Some patients with bladder cancer ‘can’t wait’ for treatment during the COVID-19 pandemic

Bladder cancer is associated with significant illness and mortality, particularly if treatment is delayed. Writing in the journal Bladder Cancer, researchers have outlined recommendations for treatment of both muscle invasive (MIBC) and non-muscle invasive (NMIBC) bladder cancer during the COVID-19 pandemic based on data from trials and prior studies, and taking into account the current strains on the healthcare system.

The COVID-19 pandemic has disrupted the paradigm of healthcare in many ways. Hospital resources are stretched thin as the number of cases continue to climb daily. In cancer care, treatment must be weighed against the issues of viral transmission, resource utlization, healthcare access, and community safety.

“The COVID-19 epidemic has forced doctors to prioritize patients with time-sensitive illnesses and defer those with conditions that can wait. We know some patients with bladder cancer simply can’t wait on treatment without compromising their oncologic outcomes,” explains senior author Lambros Stamatakis, MD, Director, Urologic Oncology—MedStar Washington Hospital Center, Assistant Professor of Urology—Georgetown University, Washington, DC, USA. “Our hope with this paper is to provide a framework that can help clinicians navigate treatment decisions for their bladder cancer patients in the setting of the COVID-19 epidemic.”

First author Filipe L.F. Carvalho, MD, Ph.D., MedStar Georgetown University Hospital, Washington, DC, USA, adds “Many institutions have stopped performing elective surgery and outpatient procedures during the COVID-19 epidemic. This can be problematic for patients with NMIBC who need frequent cystoscopies, bladder biopsies/tumor resections, and intravesical therapy. For patients with MIBC, delay of treatment may unfortunately result in missing the window of opportunity for cancer cure.”

Risk stratification is key in helping clinicians manage this cancer. The authors note that several studies recommend that patients with low risk NMIBC can be safely managed with active surveillance after transurethral resection of bladder tumor (TURBT), generally the first treatment for bladder cancer. “Given the inevitable shift of resources diverted to treat patients with COVID-19, and to prevent viral exposures during medical visits, we propose surveillance for all patients with a history of low risk tumors, and those with non-high-grade intermediate risk NMIBC, reserving TURBTs for symptomatic patients.” says Dr. Stamatakis.

On the contrary, patients with high risk NMIBC should proceed with active treatment. Since hospitalization after TURBT is uncommon, and the risk of aerosolization of virus during these procedures is low, the authors recommend that these surgeries should be continue if possible, within a hospital system.

MIBC is a more lethal disease, and studies show that delayed treatment leads to significantly worse outcomes. One of the standard therapies is radical cystectomy with urinary diversion. However, the authors observe that the COVID-19 pandemic has forced the urologic community to reconsider standard practices. Radical cystectomy is resource intensive, with the need for ventilators, masks, and other equipment. Moreover, the need for human resources is extensive when a hospital system is performing major surgeries. These factors all need to be considered during this period when material and human resources are scarce and may be needed elsewhere.

The authors believe that radical cystectomy is one of the procedures that should be prioritized during the COVID-19 epidemic. They recommend that the choice of treatment for MIBC should be individualized, with specific consideration given to patient symptoms, tumor volume, access to cancer treatments such as infusion centers and radiation centers, access to post-hospitalization care (i.e., rehab/skilled nursing facilities), and the current status of the virus in the community. They note that enhanced recovery after surgery protocols should be implemented to allow for improved convalescence. Telemedicine should be feasible for pre- and postoperative visits in most instances.
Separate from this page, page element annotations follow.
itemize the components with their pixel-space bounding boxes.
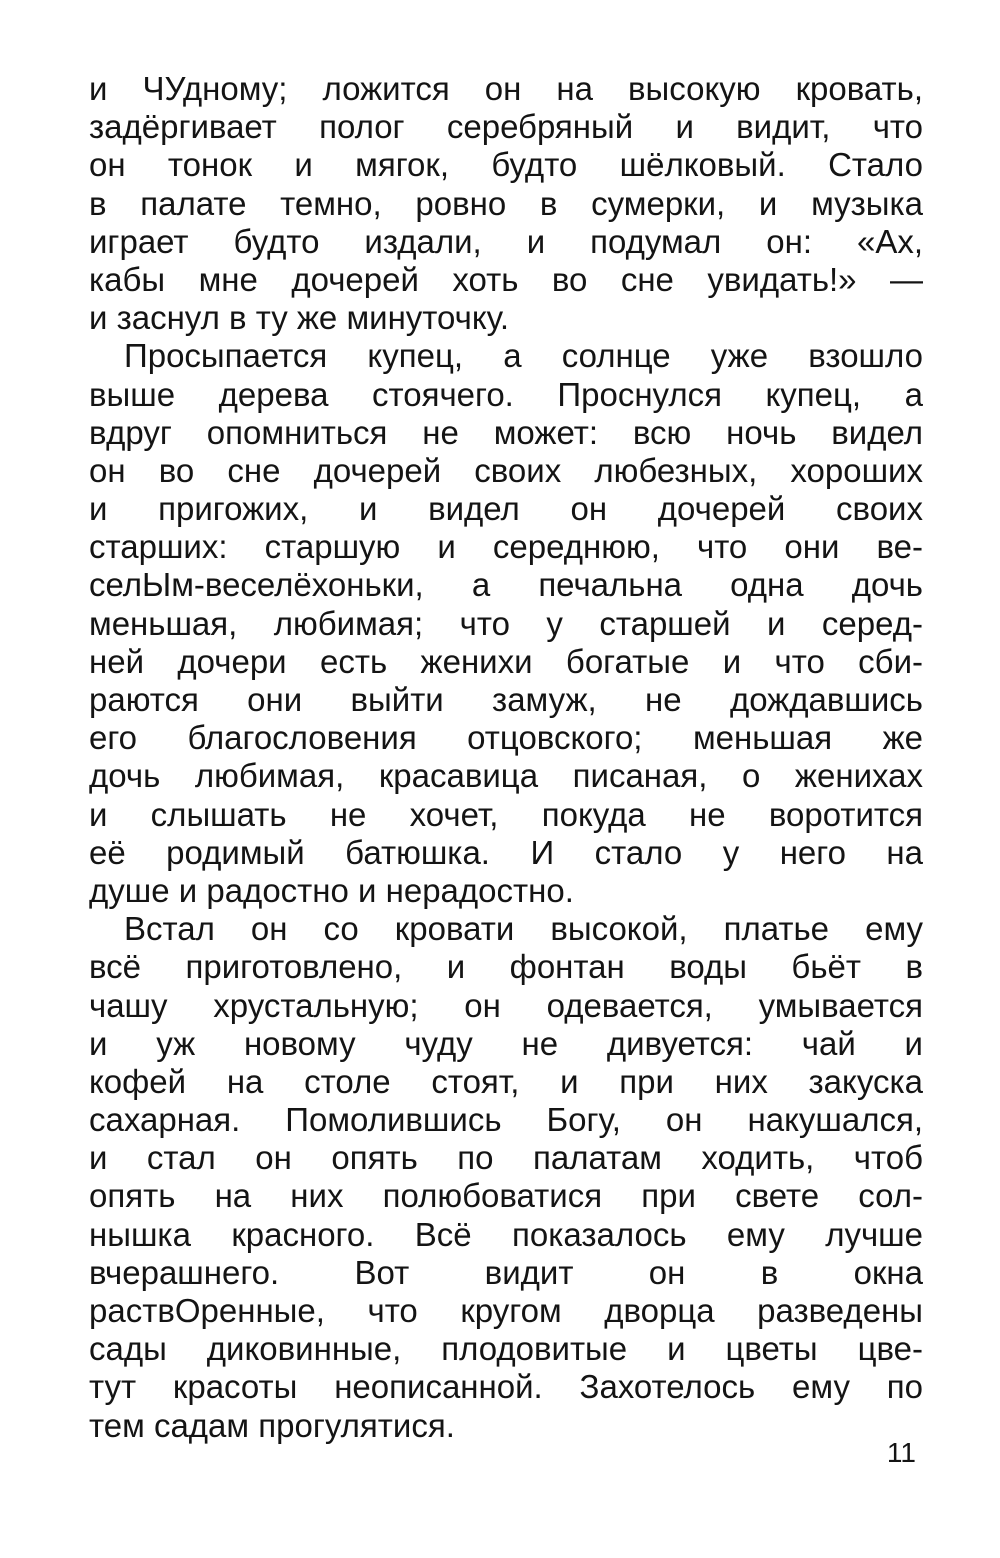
paragraph-1	[89, 70, 923, 337]
text-line: и ЧУдному; ложится он на высокую кровать,	[89, 70, 923, 107]
text-line: вчерашнего. Вот видит он в окна	[89, 1253, 923, 1291]
text-line: и стал он опять по палатам ходить, чтоб	[89, 1139, 923, 1177]
text-line: ней дочери есть женихи богатые и что сби-	[89, 642, 923, 680]
text-line: сады диковинные, плодовитые и цветы цве-	[89, 1330, 923, 1368]
text-line: Встал он со кровати высокой, платье ему	[124, 910, 923, 948]
text-line: всё приготовлено, и фонтан воды бьёт в	[89, 948, 923, 986]
text-line: вдруг опомниться не может: всю ночь видел	[89, 413, 923, 451]
text-line: раются они выйти замуж, не дождавшись	[89, 681, 923, 718]
paragraph-2	[89, 337, 923, 910]
text-line: нышка красного. Всё показалось ему лучше	[89, 1215, 923, 1253]
text-line: он тонок и мягок, будто шёлковый. Стало	[89, 146, 923, 184]
text-line: Просыпается купец, а солнце уже взошло	[124, 337, 923, 375]
text-column	[89, 70, 923, 1445]
text-line: дочь любимая, красавица писаная, о женихах	[89, 757, 923, 795]
text-line: он во сне дочерей своих любезных, хороших	[89, 451, 923, 489]
text-line: и заснул в ту же минуточку.	[89, 299, 510, 337]
text-line: селЫм-веселёхоньки, а печальна одна дочь	[89, 566, 923, 604]
text-line: душе и радостно и нерадостно.	[89, 871, 574, 909]
text-line: в палате темно, ровно в сумерки, и музыка	[89, 184, 923, 222]
text-line: и слышать не хочет, покуда не воротится	[89, 795, 923, 833]
text-line: старших: старшую и середнюю, что они ве-	[89, 528, 923, 566]
text-line: играет будто издали, и подумал он: «Ах,	[89, 222, 923, 260]
text-line: выше дерева стоячего. Проснулся купец, а	[89, 375, 923, 413]
text-line: меньшая, любимая; что у старшей и серед-	[89, 604, 923, 642]
text-line: её родимый батюшка. И стало у него на	[89, 833, 923, 871]
text-line: его благословения отцовского; меньшая же	[89, 719, 923, 757]
text-line: тем садам прогулятися.	[89, 1406, 455, 1444]
text-line: задёргивает полог серебряный и видит, что	[89, 108, 923, 146]
paragraph-3	[89, 910, 923, 1445]
page-number: 11	[886, 1437, 916, 1468]
text-line: кабы мне дочерей хоть во сне увидать!» —	[89, 260, 923, 298]
text-line: и уж новому чуду не дивуется: чай и	[89, 1024, 923, 1062]
text-line: кофей на столе стоят, и при них закуска	[89, 1062, 923, 1100]
text-line: сахарная. Помолившись Богу, он накушался,	[89, 1101, 923, 1139]
text-line: раствОренные, что кругом дворца разведены	[89, 1292, 923, 1329]
text-line: тут красоты неописанной. Захотелось ему по	[89, 1368, 923, 1406]
text-line: и пригожих, и видел он дочерей своих	[89, 490, 923, 528]
text-line: опять на них полюбоватися при свете сол-	[89, 1177, 923, 1215]
text-line: чашу хрустальную; он одевается, умывается	[89, 986, 923, 1024]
Currently there are multiple clinical trials available for patients with NMIBC and MIBC, however, recommendations from governments and other institutions regarding these trials are evolving. The authors recommend that for patients already enrolled in therapeutic trials, all efforts should be made to continue providing the appropriate treatment if safe for the patient and local healthcare community.